Follow your instincts

So there I was, hanging out in line at the post office with Eric and Caitlin, shipping off an extremely late Xmas gift to my nephew Daniel, when I noticed this guy walk in.

He was wearing a long flowing robe thing, had long kind of crazy hair, dark sunglasses and yes, had brown skin. In this land of Many White People he stood out, to me. And we were in a post office.

He went over to a rack of post boxes and got something out and then went whipping around the corner further into the building.

And I got nervous.

Considering that I live in No Wheresville when it comes to "sensitive sites" of Colorado, why was I nervous? What was I expecting to happen? Why did I react that way when I don't even watch TV news or listen to news radio all that often. I'm not constantly getting spammed with the message "Be Afraid!" and yet, I was worried about this guy, doing something ordinary, in the post office.

Nothing happened. Nothing. We finished up and went home. The post office did not go Boom! later on that day.

It did, however, remind me that there was a book that I had been meaning to read for some time, so I finally picked it up from the library: The Gift of Fear. It's been pretty interesting reading so far and creepy, too. I highly recommend it.

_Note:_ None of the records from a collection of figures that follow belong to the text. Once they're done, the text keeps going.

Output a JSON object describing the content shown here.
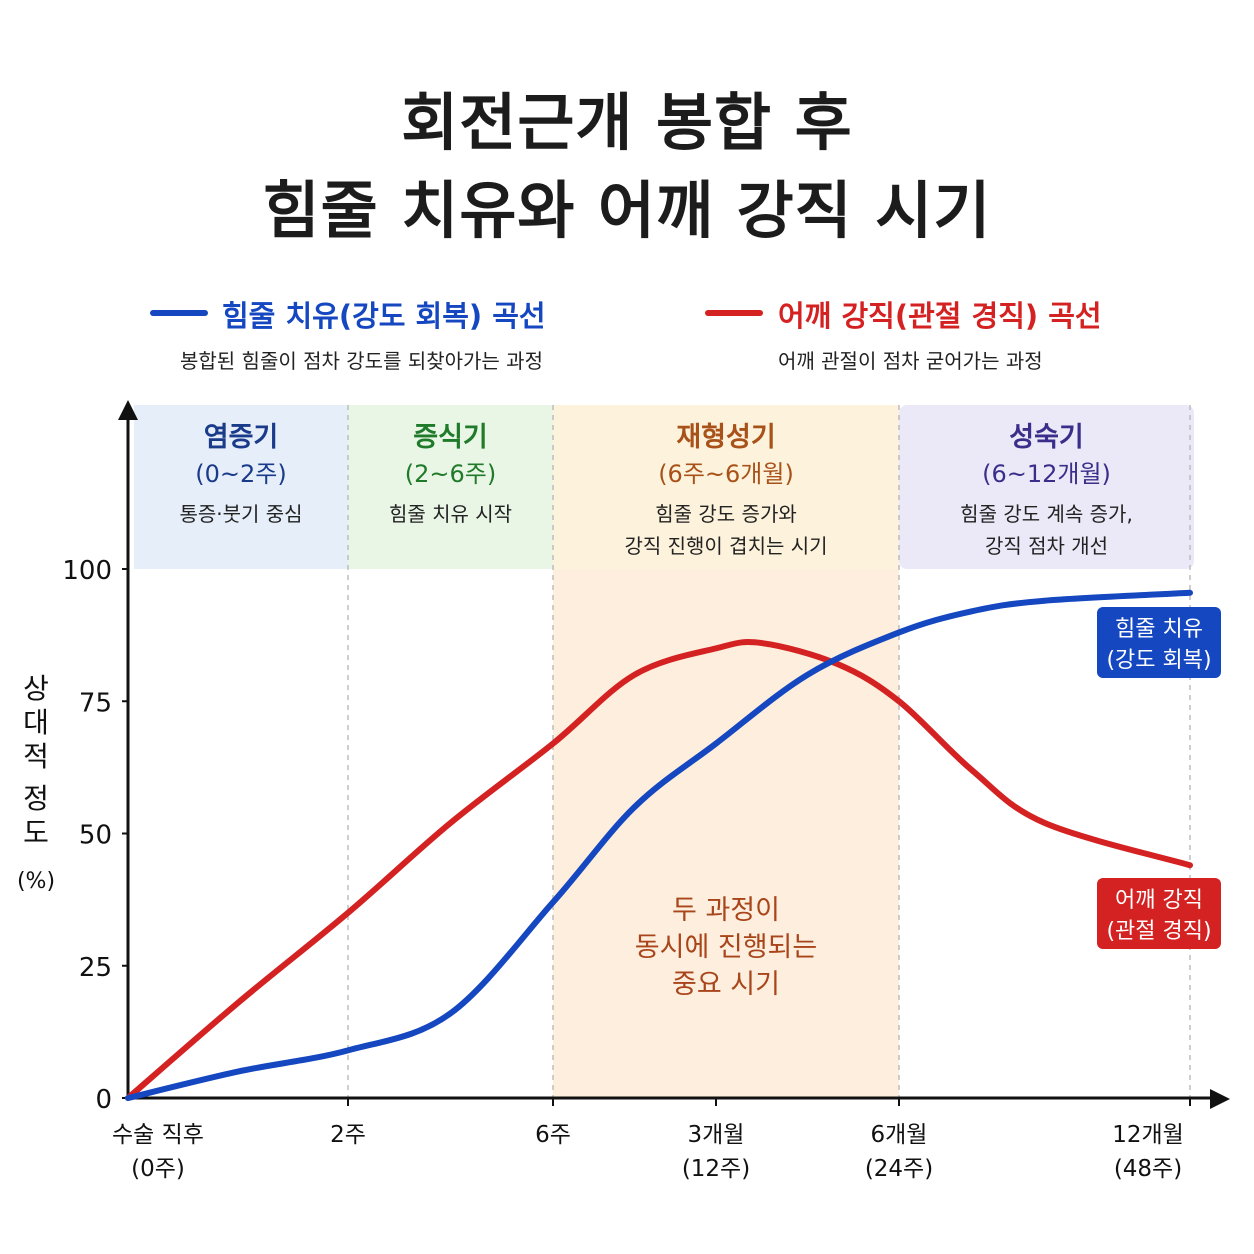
{
  "title": {
    "line1": "회전근개 봉합 후",
    "line2": "힘줄 치유와 어깨 강직 시기"
  },
  "legend": [
    {
      "label": "힘줄 치유(강도 회복) 곡선",
      "description": "봉합된 힘줄이 점차 강도를 되찾아가는 과정",
      "color": "#1447c0"
    },
    {
      "label": "어깨 강직(관절 경직) 곡선",
      "description": "어깨 관절이 점차 굳어가는 과정",
      "color": "#d42222"
    }
  ],
  "phases": [
    {
      "name": "염증기",
      "range": "(0~2주)",
      "desc": [
        "통증·붓기 중심"
      ],
      "color": "#1a3a8a",
      "bg": "#e6eefa"
    },
    {
      "name": "증식기",
      "range": "(2~6주)",
      "desc": [
        "힘줄 치유 시작"
      ],
      "color": "#1f7a2a",
      "bg": "#e9f6e6"
    },
    {
      "name": "재형성기",
      "range": "(6주~6개월)",
      "desc": [
        "힘줄 강도 증가와",
        "강직 진행이 겹치는 시기"
      ],
      "color": "#a8521a",
      "bg": "#fdf3dc"
    },
    {
      "name": "성숙기",
      "range": "(6~12개월)",
      "desc": [
        "힘줄 강도 계속 증가,",
        "강직 점차 개선"
      ],
      "color": "#3a2e8a",
      "bg": "#ebe8f7"
    }
  ],
  "overlap_note": [
    "두 과정이",
    "동시에 진행되는",
    "중요 시기"
  ],
  "chart_data": {
    "type": "line",
    "ylabel_chars": [
      "상",
      "대",
      "적",
      "정",
      "도"
    ],
    "ylabel_unit": "(%)",
    "ylim": [
      0,
      100
    ],
    "yticks": [
      "0",
      "25",
      "50",
      "75",
      "100"
    ],
    "x_ticks": [
      {
        "x": 0,
        "line1": "수술 직후",
        "line2": "(0주)"
      },
      {
        "x": 2,
        "line1": "2주",
        "line2": ""
      },
      {
        "x": 6,
        "line1": "6주",
        "line2": ""
      },
      {
        "x": 12,
        "line1": "3개월",
        "line2": "(12주)"
      },
      {
        "x": 24,
        "line1": "6개월",
        "line2": "(24주)"
      },
      {
        "x": 48,
        "line1": "12개월",
        "line2": "(48주)"
      }
    ],
    "series": [
      {
        "name": "힘줄 치유",
        "end_label": [
          "힘줄 치유",
          "(강도 회복)"
        ],
        "color": "#1447c0",
        "points": [
          [
            0,
            0
          ],
          [
            1,
            5
          ],
          [
            2,
            9
          ],
          [
            4,
            16
          ],
          [
            6,
            37
          ],
          [
            9,
            55
          ],
          [
            12,
            67
          ],
          [
            18,
            80
          ],
          [
            24,
            88
          ],
          [
            30,
            92
          ],
          [
            36,
            94
          ],
          [
            48,
            95.5
          ]
        ]
      },
      {
        "name": "어깨 강직",
        "end_label": [
          "어깨 강직",
          "(관절 경직)"
        ],
        "color": "#d42222",
        "points": [
          [
            0,
            0
          ],
          [
            1,
            18
          ],
          [
            2,
            35
          ],
          [
            4,
            52
          ],
          [
            6,
            67
          ],
          [
            9,
            80
          ],
          [
            12,
            85
          ],
          [
            15,
            86
          ],
          [
            20,
            82
          ],
          [
            24,
            75
          ],
          [
            30,
            62
          ],
          [
            36,
            52
          ],
          [
            48,
            44
          ]
        ]
      }
    ]
  }
}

One of his examples was this:

A television news show reports on a man who shot and killed his wife at her work. A restraining order had been served on him the same day as his divorce papers, coincidentally also his birthday. The news story tells of the man's threats, of his being fired from his job, of his putting a gun to his wife's head the week before the killing, of his stalking her. Even with all these facts, the reporter ends with: "Officials concede that no one could have predicted this would happen."

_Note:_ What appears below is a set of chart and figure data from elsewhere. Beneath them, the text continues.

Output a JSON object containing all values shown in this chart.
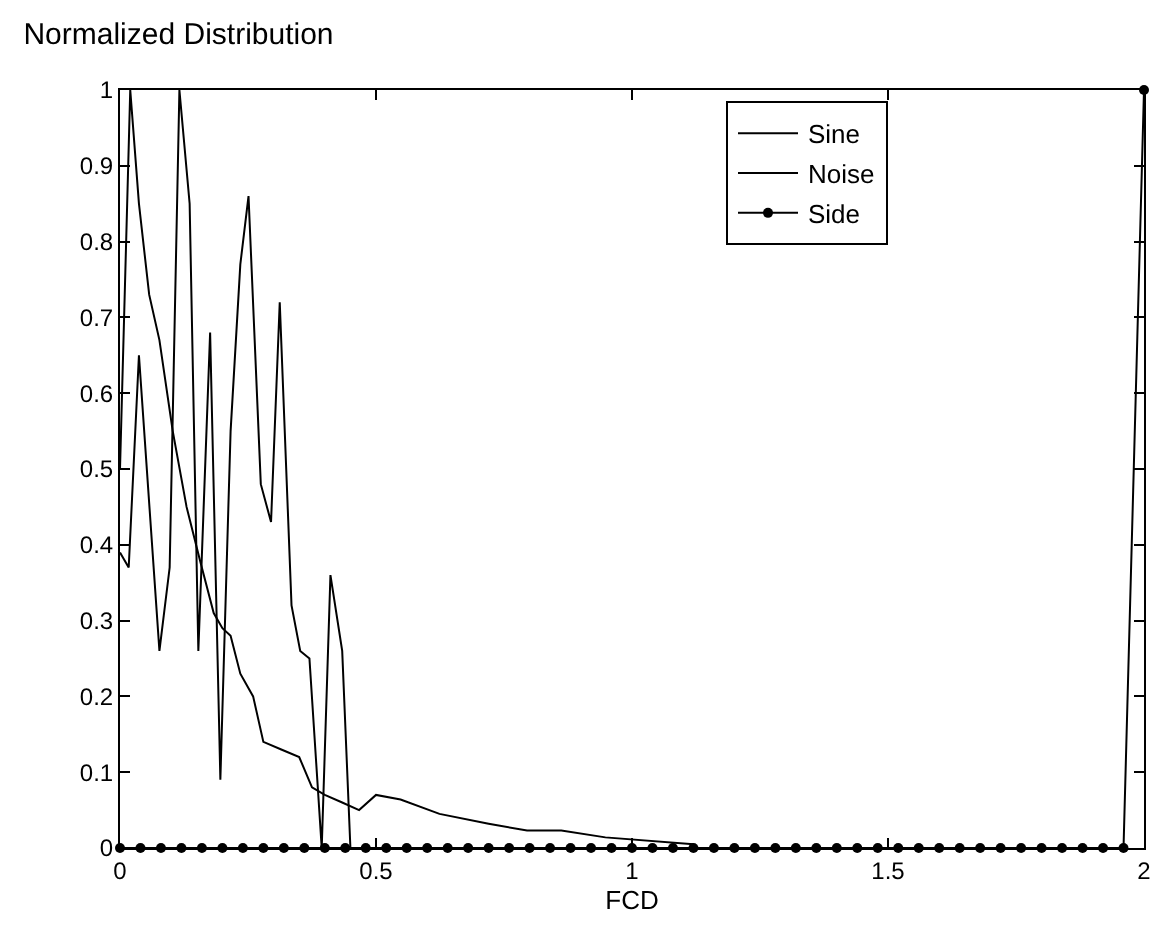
{
  "chart_data": {
    "type": "line",
    "title": "Normalized Distribution",
    "xlabel": "FCD",
    "xlim": [
      0,
      2
    ],
    "xticks": [
      0,
      0.5,
      1,
      1.5,
      2
    ],
    "ylim": [
      0,
      1
    ],
    "yticks": [
      0,
      0.1,
      0.2,
      0.3,
      0.4,
      0.5,
      0.6,
      0.7,
      0.8,
      0.9,
      1
    ],
    "grid": false,
    "legend": "top right",
    "line_style": "solid",
    "series": [
      {
        "name": "Sine",
        "color": "#000000",
        "marker": "none",
        "x": [
          0,
          0.02,
          0.037,
          0.057,
          0.077,
          0.103,
          0.13,
          0.156,
          0.183,
          0.2,
          0.216,
          0.235,
          0.26,
          0.28,
          0.315,
          0.35,
          0.375,
          0.4,
          0.434,
          0.467,
          0.5,
          0.548,
          0.624,
          0.72,
          0.795,
          0.862,
          0.948,
          1.12
        ],
        "values": [
          0.5,
          1,
          0.85,
          0.73,
          0.67,
          0.55,
          0.45,
          0.38,
          0.31,
          0.29,
          0.28,
          0.23,
          0.2,
          0.14,
          0.13,
          0.12,
          0.08,
          0.07,
          0.06,
          0.05,
          0.07,
          0.064,
          0.045,
          0.032,
          0.023,
          0.023,
          0.014,
          0.005
        ]
      },
      {
        "name": "Noise",
        "color": "#000000",
        "marker": "none",
        "x": [
          0,
          0.017,
          0.037,
          0.077,
          0.097,
          0.116,
          0.136,
          0.153,
          0.176,
          0.196,
          0.216,
          0.235,
          0.251,
          0.275,
          0.295,
          0.312,
          0.335,
          0.352,
          0.37,
          0.394,
          0.411,
          0.434,
          0.45
        ],
        "values": [
          0.39,
          0.37,
          0.65,
          0.26,
          0.37,
          1,
          0.85,
          0.26,
          0.68,
          0.09,
          0.55,
          0.77,
          0.86,
          0.48,
          0.43,
          0.72,
          0.32,
          0.26,
          0.25,
          0,
          0.36,
          0.26,
          0
        ]
      },
      {
        "name": "Side",
        "color": "#000000",
        "marker": "circle",
        "x": [
          0,
          0.04,
          0.08,
          0.12,
          0.16,
          0.2,
          0.24,
          0.28,
          0.32,
          0.36,
          0.4,
          0.44,
          0.48,
          0.52,
          0.56,
          0.6,
          0.64,
          0.68,
          0.72,
          0.76,
          0.8,
          0.84,
          0.88,
          0.92,
          0.96,
          1,
          1.04,
          1.08,
          1.12,
          1.16,
          1.2,
          1.24,
          1.28,
          1.32,
          1.36,
          1.4,
          1.44,
          1.48,
          1.52,
          1.56,
          1.6,
          1.64,
          1.68,
          1.72,
          1.76,
          1.8,
          1.84,
          1.88,
          1.92,
          1.96,
          2
        ],
        "values": [
          0,
          0,
          0,
          0,
          0,
          0,
          0,
          0,
          0,
          0,
          0,
          0,
          0,
          0,
          0,
          0,
          0,
          0,
          0,
          0,
          0,
          0,
          0,
          0,
          0,
          0,
          0,
          0,
          0,
          0,
          0,
          0,
          0,
          0,
          0,
          0,
          0,
          0,
          0,
          0,
          0,
          0,
          0,
          0,
          0,
          0,
          0,
          0,
          0,
          0,
          1
        ]
      }
    ]
  }
}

My response to that was Buh-whaaa?! With all of that information, exactly how couldn't they figure out that her life was actually in danger?!

And so another woman becomes a statistic.

So here I am, learning about honing my instincts so that I can learn to process what is actually a threat from false alarms. My false alarm in the post office just reminded me that I need to pay attention to my instincts and get them a little exercise.

One day, it might make all the difference.

3 comments:

Anonymous said...

One day years ago I was walking our dachshund down the street. In front of us was a man in a leather jacket striding along about a half-block ahead. As he walked, I watched as the fringe on his jacket swung rhythmically. Suddenly he turned around, arms outstretched as if he were holding a handgun with both hands. He looked straight and me, jerked his hands as if firing, and said, "Bang." I read the word on his lips. Then he turned back around and walked on his merry way. I stood frozen, my heart thundering, then tottered home on shaky legs. If he'd actually had the gun he pretended to use, I'd have been dead meat. From this experience I've concluded that paranoia is not only one's first line of defense, it's reasonable to have it now and again. You follow those instincts and don't automatically pooh-pooh them. There are some craaaaazy mothers out there.

Anonymous said...

I get these all the time, 99% of the time I'm right, and totally saved my neck at least one time, fight or flight, some times it's wiser to fly!
One time in a mall I was shopping and had seen the same man a couple of times in different stores and in the hallways. I got this errie feeling that something would happen if I didn't acknowledge it. So I turned around that very second only to see this man directly behind me, so I turned and looked at him, dead in the face and with that he walked away! So if I was going to be his victim of the day, I wasn't after having had made eye contact.
Creepy guy running around in a post office would've had my hair standing up and I probably would've left with out mailing the parcel.

Woman with a Hatchet said...

Um...EEK? To both of your stories.

I'm glad you're both OK. Eye contact does seem to be a big deal breaker for a perp looking for a victim. Also, not walking hunched over and looking like a victim is a big part of it too.

They have profiles, or types that they're looking for - so don't look like a victim and chances are much better that you won't be.

The book talks about things to look out for, I'll probably talk about them in another post. Very good info to know.